Estuvieron un  rato abrazados, temblando los dos de miedo  y placer, como dos escaladores mirando hacia abajo desde la cúspide de la montaña que habían alcanzado; con terror de la peligrosidad de aquel pacto que podía llegar a derrumbar sus egos, maravillados a la vez de la distancia recorrida desde el punto de partida, tan modesto como un  beso de los tantos que se seguirán dando para siempre todos los principiantes del mundo, camino en el cual no había vuelta atrás, en el que, paso a paso, se habían ido despojando de sus intimidades hasta la última, la inquietud vulgar, el primitivo celo.
Temblaban los dos cuerpos, deseando  retractarse, gritando las glándulas, los tejidos, los órganos que no era cierto, que no cedían esa libertad, que si había un intruso matarían, pero las bocas, cerradas, sabían que no podían, si querían ese amor total, retroceder.

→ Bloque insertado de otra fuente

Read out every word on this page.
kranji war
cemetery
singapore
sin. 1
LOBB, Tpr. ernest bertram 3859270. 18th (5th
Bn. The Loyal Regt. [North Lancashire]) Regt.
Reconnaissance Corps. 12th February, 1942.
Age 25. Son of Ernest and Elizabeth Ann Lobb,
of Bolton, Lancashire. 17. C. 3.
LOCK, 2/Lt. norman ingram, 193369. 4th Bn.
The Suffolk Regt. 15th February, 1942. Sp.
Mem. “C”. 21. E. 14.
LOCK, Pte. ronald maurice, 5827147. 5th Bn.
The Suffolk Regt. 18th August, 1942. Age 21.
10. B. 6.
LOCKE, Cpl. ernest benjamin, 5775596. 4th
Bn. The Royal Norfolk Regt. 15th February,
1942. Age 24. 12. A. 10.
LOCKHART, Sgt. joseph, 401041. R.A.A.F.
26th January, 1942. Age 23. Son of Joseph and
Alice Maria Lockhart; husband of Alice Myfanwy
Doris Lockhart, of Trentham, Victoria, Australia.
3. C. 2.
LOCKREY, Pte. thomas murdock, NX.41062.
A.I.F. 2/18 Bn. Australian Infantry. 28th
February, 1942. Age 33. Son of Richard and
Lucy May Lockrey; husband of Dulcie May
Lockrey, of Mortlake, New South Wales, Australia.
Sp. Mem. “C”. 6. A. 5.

Años han pasado ya desde el acuerdo de aquel pacto, ni roto ni cumplido hasta hoy día, en que se acarician el pelo nevado y entrelazan las manos con grietas. No saben por qué nunca entró en vigencia el trato; quizás porque cada vez que se encontraron con otros ojos lascivos, inflamadores, enigmáticos, capaces de tirar abajo los travesaños de una vida entera, ellos les buscaban detrás de la lujuria algo que jamás encontraron, que era aquel brillo de la abuela cómplice, o de  Carlitos, el del barrio.